In 1924 Shirley was one of 85 patients who had entered the Lady Davidson Home in Turramurra for treatment of tuberculosis. Normal hospital occupations did not seem to appeal to him and as he was not strong enough to return to his trade, it was suggested that he should carve a rock in Ku-ring-gai Chase on the model of the Great Sphinx of Giza.

Shirley planned the Sphinx replica to be one eight of the size of the Great Sphinx of Giza. It was mostly carved out of sandstone, apart from the head which was chiseled out of solid rock.

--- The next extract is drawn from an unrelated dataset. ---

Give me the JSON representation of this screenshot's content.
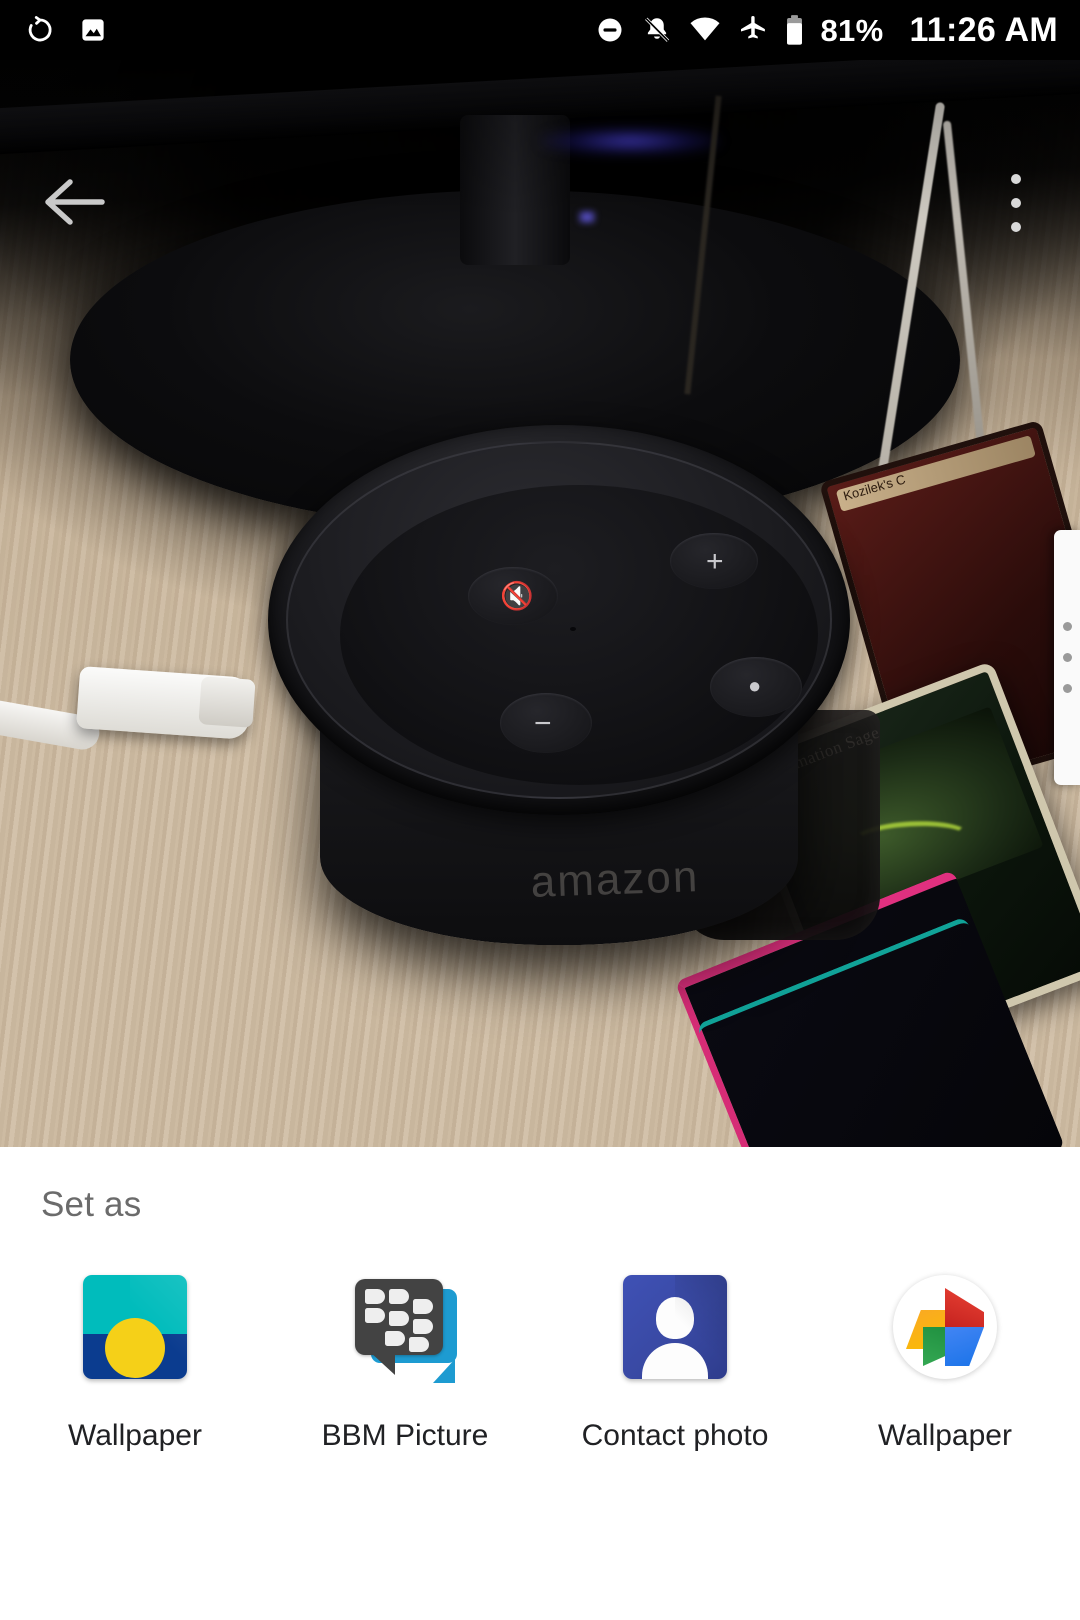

I have just been filling in my spare time, I did not know that anybody outside the hospital knew what I was doing. One has to do something, though, and this work appeals to me
— William T. Shirley, A MODERN SPHINX, The Sydney Morning Herald, 6 June 1924

For about 1.5 years, Shirley laboured at creating his sphinx and pyramids which were to serve as a memorial to his fallen A.I.F comrades. In addition to this, Shirley also erected a pyramid on either side of the Sphinx. The money for this had been donated by a woman from Newcastle. The 4th Infantry Brigade, of which Shirley's 13th Battalion was a sub-unit, had originally been based in Egypt.

Shirley's memorial was unveiled by Sir Phillip Game, the then governor of New South Wales, on 3 May 1931, and was described as the most unique and appropriate war memorial in the world by the president of the T.B. Sailors and Soldier's Association of Australia.